I wanted to build an AI copilot that listens to a support call and starts solving the problem before the human agent does. Before building any of it, I tested the one thing the whole idea depends on: can an AI hear the first minute of a call and predict what's actually wrong?
This repo is that test. The answer was no.
Support calls don't tell you what's wrong early enough to predict the fix.
I gave the AI the first 6 turns of each call (the "first 60-90 seconds") and asked it to name the specific root cause — not the topic, the actual mechanism (a SCIM sync delay, a stale entitlement cache, a missing write scope). It got 2% right.
Give it the whole call and it gets 92% right. So the AI is fine. The information just isn't there early. By the time the cause is clear, the call is mostly over and there's nothing left to predict.
That gap is the result. It killed the product before I built it.
The pass bar was simple: predict the specific root cause from the opening of the call, blind, on at least 60% of calls. Topic doesn't count — anyone can tell "this is a permissions problem" from turn one. The bet was on the specific cause, because that's what an agent would need early for the copilot to be worth anything.
I ran it on 48 synthetic B2B support calls and scored every prediction blind.
Result: 2%.
I checked it three ways and it held up:
- First I ran it on calls written by a weaker model — got 14%. Then I rewrote the calls with a stronger model and it dropped to 2%. The early signal was just the weak model leaving tells in the script.
- I swept the window to find where prediction actually gets reliable. It crosses 60% around turn 12-13 — well into the call, not the opening.

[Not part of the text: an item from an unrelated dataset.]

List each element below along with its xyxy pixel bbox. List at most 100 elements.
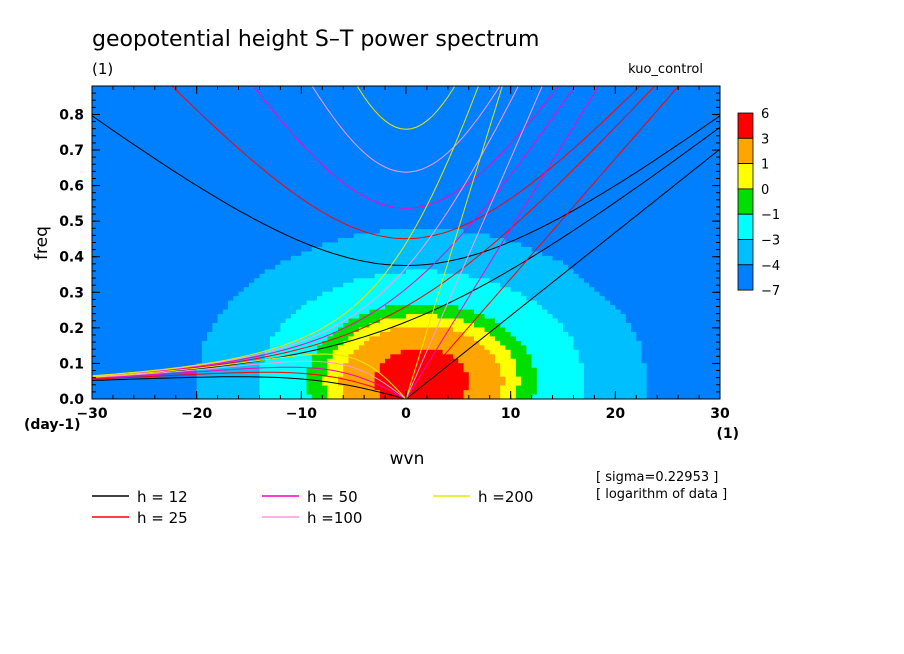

- The one bright spot (migration calls looked predictable around turn 10) vanished with the stronger model: 0% early. It was never real.
The easy way to fool yourself here is to let one model grade its own homework. So nobody plays two roles:
- GPT writes the calls (each with a hidden answer key).

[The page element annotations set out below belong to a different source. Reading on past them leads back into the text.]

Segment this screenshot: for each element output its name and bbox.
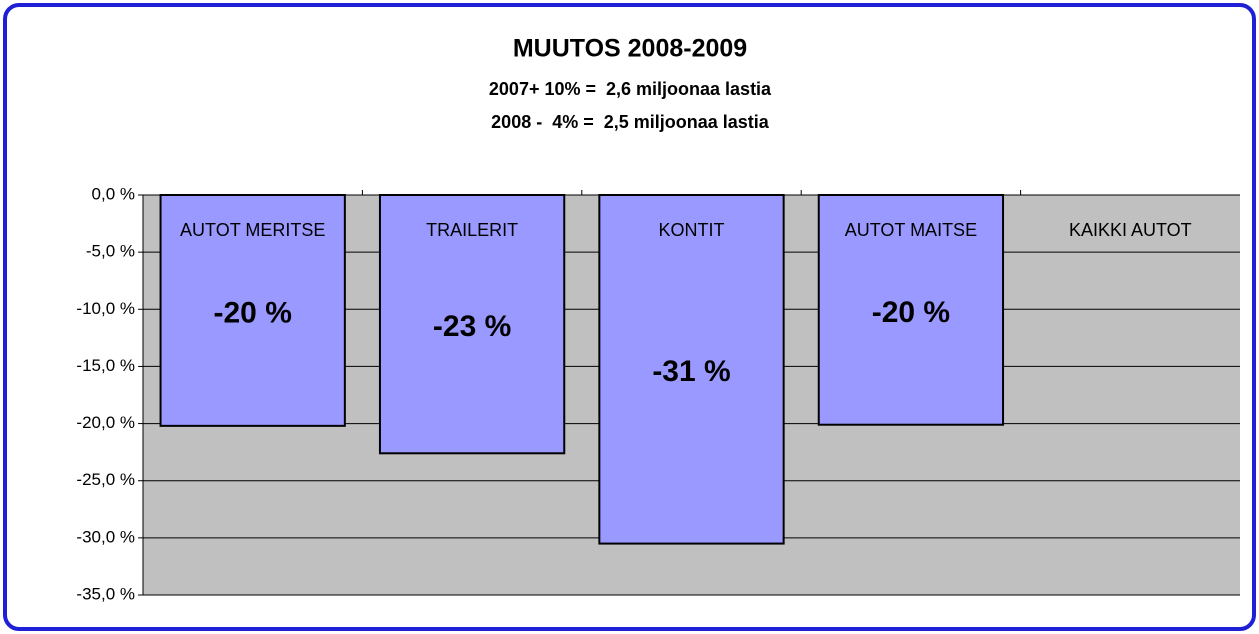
bar [378, 194, 566, 455]
y-tick-label: -30,0 % [76, 527, 135, 546]
y-tick-label: -25,0 % [76, 470, 135, 489]
bar [817, 194, 1005, 426]
x-tick-label: AUTOT MAITSE [845, 220, 977, 240]
x-tick-label: AUTOT MERITSE [180, 220, 325, 240]
bar [598, 194, 785, 545]
bar [159, 194, 346, 427]
data-label: -20 % [214, 296, 292, 329]
y-tick-label: -5,0 % [86, 242, 135, 261]
x-tick-label: KAIKKI AUTOT [1069, 220, 1192, 240]
y-tick-label: -35,0 % [76, 584, 135, 603]
chart-subtitle: 2007+ 10% = 2,6 miljoonaa lastia [489, 79, 772, 99]
y-tick-label: -10,0 % [76, 299, 135, 318]
data-label: -31 % [652, 355, 730, 388]
data-label: -20 % [872, 296, 950, 329]
x-tick-label: TRAILERIT [426, 220, 518, 240]
data-label: -23 % [433, 310, 511, 343]
chart-subtitle: 2008 - 4% = 2,5 miljoonaa lastia [491, 112, 770, 132]
y-tick-label: -15,0 % [76, 356, 135, 375]
y-tick-label: -20,0 % [76, 413, 135, 432]
x-tick-label: KONTIT [659, 220, 725, 240]
y-tick-label: 0,0 % [92, 184, 135, 203]
chart-title: MUUTOS 2008-2009 [513, 35, 747, 63]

- Claude reads the call and makes the prediction — it never sees the answer.
- GPT compares the prediction to the answer key.
The predictor and the judge are never the same model. A boundary test enforces that the predictor can't read the answer key. There's also a leakage check that flags calls where the customer accidentally says the answer too early, so I can report the clean calls separately.
- NOT a working copilot. It's the experiment that decided I shouldn't build one yet.
- NOT the call generator. The calls come from a separate repo I built, support-call-generator. This repo only reads its output.
- NOT real calls. The generator makes synthetic calls — these are not real production transcripts. That's exactly why the stronger model mattered, and why I won't claim anything until I can run it on real calls.
source .venv/bin/activate
export OPENAI_API_KEY="..." # the judge
export ANTHROPIC_API_KEY="..." # the predictor
python -m voice_eval run # predict -> score -> report into runs/latest
pytest -q # boundary + scorer tests
Config is via env vars (VE_EARLY_TURNS, VE_ANNOTATOR_MODEL,
VE_JUDGE_MODEL, VE_EXPORTS_DIR). See .env.example.
voice_eval/ — loader, windows, annotator, scorer, metrics, report, cli
curve.py — sweeps the window size to find where prediction works
escalation_probe.py — can it predict an escalation early? (no)
postcall_probe.py — the post-call summary fallback probe
FINDINGS_phase1.md — the full writeup, every number and how I got it
tests/ — boundary test + scorer test
Calls written by | Predict from first 6 turns | Given the whole call
weaker model (n=51) | 14% | 92%
stronger model (n=48) | 2% | 92%
The takeaway: for ~$10 of API calls, this told me a realtime support copilot won't work on the thing it was supposed to be good at. The reusable part isn't the finding — it's the method: a cheap blind test you run before building, to kill an idea before it costs you months.